On voit par cette démarche que Kroner affronte les questions immédiates qui viennent à l’esprit lorsqu’on lit la Critique de la raison pure et que, loin de vouloir à chaque instant la prendre en défaut, il peut tout à fait au contraire montrer que tel ou tel problème qui pourrait surgir à la lecture du texte ne doit pourtant pas être surconsidéré car il demeure extérieur à la visée de la Critique. Cela étant, le reproche récurrent qu’adresse Kroner à Kant est l’incapacité de ce dernier à réfléchir correctement l’activité du Moi ou, plus exactement, le sens de l’activité du Moi. Tel est le motif récurrent qui anime cette lecture et qui conduira de Kant à Hegel. « L’unité originelle-synthétique est refoulée par l’unité analytique est refoulée par l’unité analytique, la concrète par l’abstraite ; Kant soulève bien dans sa profondeur le problème de la conscience transcendantale, mais il abandonne à ses successeurs la solution qui correspond à cette profondeur. »22 Et plus fondamentalement encore, Kroner reproche à Kant de maintenir partout des scissions, faute d’avoir su réfléchir correctement l’activité du Moi. « Il ne fait pas le pas crucial : unir au plus intime analytique et dialectique, entendement et raison, et les concevoir tous deux à partir de l’idée de leur unité. »23 Il ne voit pas que si la raison se réfléchit, si elle réfléchit son auto-limitation, elle limite la limitation, et détruit la division, donc elle rétablit son inconditionnalité, ce qui revient à reprendre très exactement les critiques hégéliennes, d’où le verdict, attendu : « Kant ne parvient pas à cette hauteur de spéculation à laquelle seul Hegel s’élève. »24 Il ruine la métaphysique d’entendement mais succombe en même temps à son charme. Il n’y a pas de connaissance spéculative de soi chez Kant. Les choses sont analysées, donc séparées, fixées dans leur séparation, et si elles sont reliées, ce n’est que par l’observation extérieure du sujet.

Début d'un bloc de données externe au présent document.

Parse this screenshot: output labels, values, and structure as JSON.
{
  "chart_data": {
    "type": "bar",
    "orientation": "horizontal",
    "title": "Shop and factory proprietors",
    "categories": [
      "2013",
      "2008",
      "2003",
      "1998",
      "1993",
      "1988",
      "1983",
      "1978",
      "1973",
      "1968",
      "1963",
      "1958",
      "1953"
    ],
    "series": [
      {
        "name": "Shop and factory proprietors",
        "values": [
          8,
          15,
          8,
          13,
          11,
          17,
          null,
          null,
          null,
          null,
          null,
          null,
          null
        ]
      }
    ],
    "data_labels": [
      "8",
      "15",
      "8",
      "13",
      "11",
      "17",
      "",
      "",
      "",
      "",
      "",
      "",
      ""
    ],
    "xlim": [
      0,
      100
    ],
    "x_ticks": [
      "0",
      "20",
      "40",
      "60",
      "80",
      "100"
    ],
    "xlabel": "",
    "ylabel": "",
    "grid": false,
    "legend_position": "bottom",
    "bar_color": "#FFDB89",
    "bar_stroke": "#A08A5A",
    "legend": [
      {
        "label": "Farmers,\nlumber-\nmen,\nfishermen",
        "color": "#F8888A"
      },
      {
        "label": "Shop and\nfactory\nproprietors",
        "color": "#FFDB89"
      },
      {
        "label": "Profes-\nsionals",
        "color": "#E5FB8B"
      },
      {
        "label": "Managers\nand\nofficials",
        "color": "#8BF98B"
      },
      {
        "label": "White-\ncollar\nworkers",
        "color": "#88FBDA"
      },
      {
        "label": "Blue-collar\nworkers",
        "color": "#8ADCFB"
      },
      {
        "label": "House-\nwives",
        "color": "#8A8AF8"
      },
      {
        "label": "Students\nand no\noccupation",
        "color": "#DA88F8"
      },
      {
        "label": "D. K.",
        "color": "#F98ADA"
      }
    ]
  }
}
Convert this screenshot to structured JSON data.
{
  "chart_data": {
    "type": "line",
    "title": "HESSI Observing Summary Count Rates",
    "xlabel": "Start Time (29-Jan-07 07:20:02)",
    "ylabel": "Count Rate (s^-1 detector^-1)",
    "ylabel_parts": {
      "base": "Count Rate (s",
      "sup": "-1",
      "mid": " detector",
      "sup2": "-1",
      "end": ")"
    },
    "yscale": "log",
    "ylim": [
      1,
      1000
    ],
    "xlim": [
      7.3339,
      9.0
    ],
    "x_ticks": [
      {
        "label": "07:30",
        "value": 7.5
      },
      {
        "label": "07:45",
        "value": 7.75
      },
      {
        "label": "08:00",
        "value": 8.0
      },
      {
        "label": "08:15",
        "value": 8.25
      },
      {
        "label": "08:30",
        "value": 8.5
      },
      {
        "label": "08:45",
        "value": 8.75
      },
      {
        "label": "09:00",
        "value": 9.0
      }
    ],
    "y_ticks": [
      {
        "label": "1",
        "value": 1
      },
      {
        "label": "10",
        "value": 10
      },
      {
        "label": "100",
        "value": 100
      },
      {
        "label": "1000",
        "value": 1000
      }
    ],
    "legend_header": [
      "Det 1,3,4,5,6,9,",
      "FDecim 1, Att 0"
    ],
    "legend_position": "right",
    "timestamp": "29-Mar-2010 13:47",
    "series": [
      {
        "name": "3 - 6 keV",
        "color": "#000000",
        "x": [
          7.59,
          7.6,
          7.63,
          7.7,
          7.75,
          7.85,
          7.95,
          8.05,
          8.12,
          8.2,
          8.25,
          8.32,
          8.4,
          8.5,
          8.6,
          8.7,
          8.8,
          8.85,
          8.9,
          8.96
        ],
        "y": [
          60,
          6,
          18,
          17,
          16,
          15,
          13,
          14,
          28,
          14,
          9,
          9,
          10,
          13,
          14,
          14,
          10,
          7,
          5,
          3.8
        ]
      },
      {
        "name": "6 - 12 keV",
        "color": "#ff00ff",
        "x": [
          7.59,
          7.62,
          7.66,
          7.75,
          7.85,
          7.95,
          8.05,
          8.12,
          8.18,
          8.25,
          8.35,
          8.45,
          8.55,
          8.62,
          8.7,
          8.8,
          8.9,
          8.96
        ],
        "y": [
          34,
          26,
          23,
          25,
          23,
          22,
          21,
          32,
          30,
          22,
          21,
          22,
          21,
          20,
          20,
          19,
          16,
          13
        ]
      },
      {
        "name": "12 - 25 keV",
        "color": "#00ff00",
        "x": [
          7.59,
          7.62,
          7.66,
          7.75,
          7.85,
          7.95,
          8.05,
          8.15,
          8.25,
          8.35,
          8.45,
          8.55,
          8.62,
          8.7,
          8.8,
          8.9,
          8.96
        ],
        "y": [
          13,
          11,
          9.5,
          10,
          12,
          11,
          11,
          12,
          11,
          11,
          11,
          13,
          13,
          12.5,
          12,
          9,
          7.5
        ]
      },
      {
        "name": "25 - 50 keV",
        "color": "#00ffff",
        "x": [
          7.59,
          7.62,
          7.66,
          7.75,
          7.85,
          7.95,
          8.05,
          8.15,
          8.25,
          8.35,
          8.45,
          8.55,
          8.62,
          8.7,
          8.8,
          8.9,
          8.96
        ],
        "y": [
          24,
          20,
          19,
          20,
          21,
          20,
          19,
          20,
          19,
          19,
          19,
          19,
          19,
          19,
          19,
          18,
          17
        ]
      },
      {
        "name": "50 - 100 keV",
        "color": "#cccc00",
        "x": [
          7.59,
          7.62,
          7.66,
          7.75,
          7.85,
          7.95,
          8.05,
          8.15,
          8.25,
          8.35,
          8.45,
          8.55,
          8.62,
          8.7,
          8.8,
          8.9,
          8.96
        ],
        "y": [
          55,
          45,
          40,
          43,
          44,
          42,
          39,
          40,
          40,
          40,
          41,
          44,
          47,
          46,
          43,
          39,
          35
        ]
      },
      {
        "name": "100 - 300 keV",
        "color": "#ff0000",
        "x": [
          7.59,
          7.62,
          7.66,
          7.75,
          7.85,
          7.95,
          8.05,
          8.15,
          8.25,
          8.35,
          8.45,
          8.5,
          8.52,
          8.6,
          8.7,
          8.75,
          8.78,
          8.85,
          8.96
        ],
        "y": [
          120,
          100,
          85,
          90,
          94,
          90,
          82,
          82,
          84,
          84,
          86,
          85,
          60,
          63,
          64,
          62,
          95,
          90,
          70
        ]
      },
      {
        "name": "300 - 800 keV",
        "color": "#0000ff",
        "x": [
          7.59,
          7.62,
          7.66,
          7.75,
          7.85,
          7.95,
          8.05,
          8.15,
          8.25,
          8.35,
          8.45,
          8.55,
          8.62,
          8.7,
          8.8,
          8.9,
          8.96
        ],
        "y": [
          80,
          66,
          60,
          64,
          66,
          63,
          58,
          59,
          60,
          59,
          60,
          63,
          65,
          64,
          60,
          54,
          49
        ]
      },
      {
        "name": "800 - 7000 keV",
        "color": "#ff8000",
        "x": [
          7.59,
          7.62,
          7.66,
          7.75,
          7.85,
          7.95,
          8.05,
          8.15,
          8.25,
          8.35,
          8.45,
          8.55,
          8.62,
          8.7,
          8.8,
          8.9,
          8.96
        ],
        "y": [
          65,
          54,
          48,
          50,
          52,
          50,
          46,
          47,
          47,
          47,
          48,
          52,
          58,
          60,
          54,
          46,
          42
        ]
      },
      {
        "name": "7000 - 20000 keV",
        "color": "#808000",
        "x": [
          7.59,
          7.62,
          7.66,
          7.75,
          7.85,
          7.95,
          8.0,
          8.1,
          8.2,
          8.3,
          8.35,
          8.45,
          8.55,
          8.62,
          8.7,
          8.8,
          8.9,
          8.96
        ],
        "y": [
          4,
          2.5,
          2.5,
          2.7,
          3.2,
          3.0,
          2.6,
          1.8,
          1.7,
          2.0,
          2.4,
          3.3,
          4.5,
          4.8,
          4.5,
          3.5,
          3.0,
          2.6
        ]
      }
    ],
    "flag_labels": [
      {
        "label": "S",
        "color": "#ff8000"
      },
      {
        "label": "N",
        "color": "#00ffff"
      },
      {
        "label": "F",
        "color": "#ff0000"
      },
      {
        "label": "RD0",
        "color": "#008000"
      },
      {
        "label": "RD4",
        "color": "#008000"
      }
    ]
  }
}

A chaque instant point la visée hégélienne du propos qui, tout à la fois critique les insuffisances kantiennes et en même temps annonce les solutions hégéliennes ; ainsi en va-t-il de la question de la totalité, elle aussi conçue à partir du problème de la réflexion : « L’idée de la totalité du tout de l’expérience, que Kant conçoit comme une tâche insoluble qu’il n’est possible de résoudre que par approximation progressive, doit alors être entièrement refondue. Cette tâche est insoluble parce que le monde sensible, dans son infinité spatio-temporelle, ne se laisse pas embrasser par des concepts de l’entendement, mais exige, pour être dominé, une infinité, c’est-à-dire une série numériquement et temporellement inépuisable, sans fin, jamais achevable, de pas de l’entendement. »25 Il faut penser l’auto-mouvement de la raison par lequel les concepts purs de la logique se spécifient en concepts de la philosophie de la nature du fait que la raison se borne elle-même et s’extériorise par là partir de soi comme son objet, comme totalité objective, comme nature. Ici seulement s’accomplit la réconciliation de l’a posteriori et de l’a priori.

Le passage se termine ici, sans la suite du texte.